Yeni anayasa oylaması: Şili için kutlama zamanı mı?
Şili halkı hafta sonu yapılan referandumda oylarını ezici bir çoğunlukla yeni bir anayasadan yana kullandı. Mevcut anayasa 1980 yılında, halk temsilcilerinin katılımı olmadan, Pinochet askeri rejimi tarafından hazırlanmıştı. Bu anayasanın kaldırılması, 2019 yılının toplumsal protestolarının ana taleplerinden biriydi. Devlet Başkanı Sebastián Piñera referandum sonucunu demokrasi ve birliğin zaferi olarak tanımladı. Gözlemcilerin çoğu da bu görüşü paylaşıyor.

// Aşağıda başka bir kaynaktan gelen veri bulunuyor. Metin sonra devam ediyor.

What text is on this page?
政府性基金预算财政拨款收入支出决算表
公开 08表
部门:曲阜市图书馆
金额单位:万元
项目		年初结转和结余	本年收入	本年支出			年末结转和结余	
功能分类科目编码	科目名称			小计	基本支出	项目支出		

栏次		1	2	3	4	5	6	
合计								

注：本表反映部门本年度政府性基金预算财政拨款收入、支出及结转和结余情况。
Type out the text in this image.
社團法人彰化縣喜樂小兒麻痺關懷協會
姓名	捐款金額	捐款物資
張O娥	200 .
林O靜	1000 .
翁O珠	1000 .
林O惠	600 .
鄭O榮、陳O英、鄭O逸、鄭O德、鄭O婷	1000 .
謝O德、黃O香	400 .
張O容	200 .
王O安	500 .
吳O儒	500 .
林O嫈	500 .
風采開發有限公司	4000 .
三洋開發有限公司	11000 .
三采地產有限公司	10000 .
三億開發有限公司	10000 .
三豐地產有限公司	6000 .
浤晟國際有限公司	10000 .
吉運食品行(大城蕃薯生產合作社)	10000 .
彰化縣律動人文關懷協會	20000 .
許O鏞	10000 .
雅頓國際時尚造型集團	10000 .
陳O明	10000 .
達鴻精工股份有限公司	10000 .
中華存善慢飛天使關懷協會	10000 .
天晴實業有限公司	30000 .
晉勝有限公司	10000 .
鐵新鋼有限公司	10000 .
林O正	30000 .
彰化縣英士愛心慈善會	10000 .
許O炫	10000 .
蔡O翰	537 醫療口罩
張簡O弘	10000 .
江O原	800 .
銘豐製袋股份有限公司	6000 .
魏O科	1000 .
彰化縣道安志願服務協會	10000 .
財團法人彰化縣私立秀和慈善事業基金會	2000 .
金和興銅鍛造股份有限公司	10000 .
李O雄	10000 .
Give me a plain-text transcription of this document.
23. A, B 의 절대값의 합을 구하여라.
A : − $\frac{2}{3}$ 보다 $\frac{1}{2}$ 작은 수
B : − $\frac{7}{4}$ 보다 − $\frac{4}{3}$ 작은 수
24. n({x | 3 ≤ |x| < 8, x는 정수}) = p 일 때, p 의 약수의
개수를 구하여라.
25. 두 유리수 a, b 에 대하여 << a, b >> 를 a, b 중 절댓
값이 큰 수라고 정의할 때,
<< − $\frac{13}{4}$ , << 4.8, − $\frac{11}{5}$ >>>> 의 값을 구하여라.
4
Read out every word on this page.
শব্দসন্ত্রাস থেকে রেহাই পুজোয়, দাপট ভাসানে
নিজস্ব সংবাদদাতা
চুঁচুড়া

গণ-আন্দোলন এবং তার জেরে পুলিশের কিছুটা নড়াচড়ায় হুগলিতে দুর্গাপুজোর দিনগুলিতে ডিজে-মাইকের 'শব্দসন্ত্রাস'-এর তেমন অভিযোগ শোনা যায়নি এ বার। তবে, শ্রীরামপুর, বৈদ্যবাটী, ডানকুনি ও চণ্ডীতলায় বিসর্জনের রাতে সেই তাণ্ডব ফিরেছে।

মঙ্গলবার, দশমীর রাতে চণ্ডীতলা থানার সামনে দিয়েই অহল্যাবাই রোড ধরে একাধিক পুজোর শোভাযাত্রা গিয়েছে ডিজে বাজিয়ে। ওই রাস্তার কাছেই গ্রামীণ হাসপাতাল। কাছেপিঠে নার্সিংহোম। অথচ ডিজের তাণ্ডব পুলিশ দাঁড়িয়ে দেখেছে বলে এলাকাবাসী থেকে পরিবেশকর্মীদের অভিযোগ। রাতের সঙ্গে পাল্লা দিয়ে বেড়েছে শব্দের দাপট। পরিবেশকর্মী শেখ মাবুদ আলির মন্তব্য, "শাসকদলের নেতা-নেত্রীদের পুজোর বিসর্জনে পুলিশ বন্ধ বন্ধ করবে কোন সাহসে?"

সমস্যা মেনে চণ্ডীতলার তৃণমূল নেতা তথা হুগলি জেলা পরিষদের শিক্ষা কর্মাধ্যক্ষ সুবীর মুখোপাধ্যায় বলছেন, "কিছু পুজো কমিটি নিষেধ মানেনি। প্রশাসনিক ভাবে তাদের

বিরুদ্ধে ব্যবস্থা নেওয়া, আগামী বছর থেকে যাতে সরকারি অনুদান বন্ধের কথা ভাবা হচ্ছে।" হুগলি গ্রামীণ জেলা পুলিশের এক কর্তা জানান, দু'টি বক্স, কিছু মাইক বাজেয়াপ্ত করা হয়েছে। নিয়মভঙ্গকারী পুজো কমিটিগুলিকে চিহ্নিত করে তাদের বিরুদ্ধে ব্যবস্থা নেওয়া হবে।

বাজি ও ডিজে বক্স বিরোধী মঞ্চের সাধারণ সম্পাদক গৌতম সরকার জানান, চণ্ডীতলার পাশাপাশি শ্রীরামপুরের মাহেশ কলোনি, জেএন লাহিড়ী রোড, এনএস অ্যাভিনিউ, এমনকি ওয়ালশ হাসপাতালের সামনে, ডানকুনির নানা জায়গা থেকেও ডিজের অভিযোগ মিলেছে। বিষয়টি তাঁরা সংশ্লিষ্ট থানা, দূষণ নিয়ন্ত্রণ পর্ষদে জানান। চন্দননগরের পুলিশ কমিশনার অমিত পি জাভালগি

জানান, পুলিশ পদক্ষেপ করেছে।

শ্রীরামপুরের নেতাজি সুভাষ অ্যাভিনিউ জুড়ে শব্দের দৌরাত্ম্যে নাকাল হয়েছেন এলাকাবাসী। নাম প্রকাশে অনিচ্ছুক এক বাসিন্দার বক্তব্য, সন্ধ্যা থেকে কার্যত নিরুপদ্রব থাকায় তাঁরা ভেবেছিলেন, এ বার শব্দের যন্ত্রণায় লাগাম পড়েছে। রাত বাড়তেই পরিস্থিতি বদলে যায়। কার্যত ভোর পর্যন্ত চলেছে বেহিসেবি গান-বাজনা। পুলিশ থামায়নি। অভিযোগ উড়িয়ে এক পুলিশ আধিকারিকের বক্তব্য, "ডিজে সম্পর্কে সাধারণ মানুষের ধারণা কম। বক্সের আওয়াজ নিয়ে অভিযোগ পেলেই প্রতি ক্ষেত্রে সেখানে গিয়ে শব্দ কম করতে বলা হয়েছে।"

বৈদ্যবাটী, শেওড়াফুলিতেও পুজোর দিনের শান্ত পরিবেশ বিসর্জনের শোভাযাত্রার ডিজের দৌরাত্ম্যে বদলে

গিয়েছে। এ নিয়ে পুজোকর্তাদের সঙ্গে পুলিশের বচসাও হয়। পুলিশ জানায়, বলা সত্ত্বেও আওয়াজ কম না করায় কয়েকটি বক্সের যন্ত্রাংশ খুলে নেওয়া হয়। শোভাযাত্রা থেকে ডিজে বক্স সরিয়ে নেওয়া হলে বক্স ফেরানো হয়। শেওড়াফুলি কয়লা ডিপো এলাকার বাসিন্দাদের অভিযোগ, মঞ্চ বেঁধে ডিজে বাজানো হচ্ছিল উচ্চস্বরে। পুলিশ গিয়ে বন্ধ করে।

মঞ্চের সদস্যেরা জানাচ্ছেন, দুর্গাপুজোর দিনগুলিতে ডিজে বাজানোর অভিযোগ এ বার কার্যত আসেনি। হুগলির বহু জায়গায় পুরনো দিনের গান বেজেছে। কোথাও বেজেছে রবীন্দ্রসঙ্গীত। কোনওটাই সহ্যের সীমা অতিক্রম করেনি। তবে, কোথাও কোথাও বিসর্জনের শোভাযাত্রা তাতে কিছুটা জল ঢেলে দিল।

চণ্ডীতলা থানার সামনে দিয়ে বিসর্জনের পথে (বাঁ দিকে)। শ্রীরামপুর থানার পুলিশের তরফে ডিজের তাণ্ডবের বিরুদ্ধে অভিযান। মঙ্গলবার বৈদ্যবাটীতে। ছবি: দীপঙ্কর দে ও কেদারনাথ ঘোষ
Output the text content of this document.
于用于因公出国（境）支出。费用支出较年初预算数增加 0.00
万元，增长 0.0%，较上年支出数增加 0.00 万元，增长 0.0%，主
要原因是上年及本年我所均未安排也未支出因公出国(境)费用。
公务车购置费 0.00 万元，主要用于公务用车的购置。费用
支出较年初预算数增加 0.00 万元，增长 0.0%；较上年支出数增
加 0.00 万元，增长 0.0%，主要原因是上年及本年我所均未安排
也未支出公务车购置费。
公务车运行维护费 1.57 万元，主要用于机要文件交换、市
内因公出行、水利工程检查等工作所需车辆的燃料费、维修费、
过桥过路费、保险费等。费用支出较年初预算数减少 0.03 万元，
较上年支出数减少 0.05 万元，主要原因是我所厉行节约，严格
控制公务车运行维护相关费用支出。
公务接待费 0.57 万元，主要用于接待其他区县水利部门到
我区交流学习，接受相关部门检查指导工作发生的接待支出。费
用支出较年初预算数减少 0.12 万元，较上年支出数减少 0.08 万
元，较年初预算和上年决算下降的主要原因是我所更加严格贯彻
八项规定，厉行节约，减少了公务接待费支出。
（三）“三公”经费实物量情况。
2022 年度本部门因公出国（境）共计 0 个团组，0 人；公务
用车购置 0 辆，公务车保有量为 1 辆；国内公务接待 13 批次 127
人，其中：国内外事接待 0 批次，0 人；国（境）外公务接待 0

Şili dikta mirasından kurtuluyor
Neue Zürcher Zeitung'un Güney Amerika uzmanı Werner Marti'ye göre yeni anayasa daha çok fırsat eşitliği sağlayabilir:
“Protesto hareketinin hep reform talep ettiği üç önemli alan, tüm Şilililerin hayatını etkiliyor: Eğitim, sağlık ve emeklilik maaşları. ... Şili toplumunda -Pinochet rejiminin bir sonucu olarak- bireysel çaba ilkesi köklü hale gelmiş durumda. Şilililere yıllardır, hayatta başarılı olmak için önemli yegane unsurun kişisel çaba olduğu anlatılıyor. Herkes aynı imkanlara sahip olmadığı için toplumsal yaşantı bu ilkeyle çelişiyorsa, üstelik tüm bireysel çabalara karşın bir sosyal güvence edinilemiyorsa, sistem meşruiyetini kaybeder.”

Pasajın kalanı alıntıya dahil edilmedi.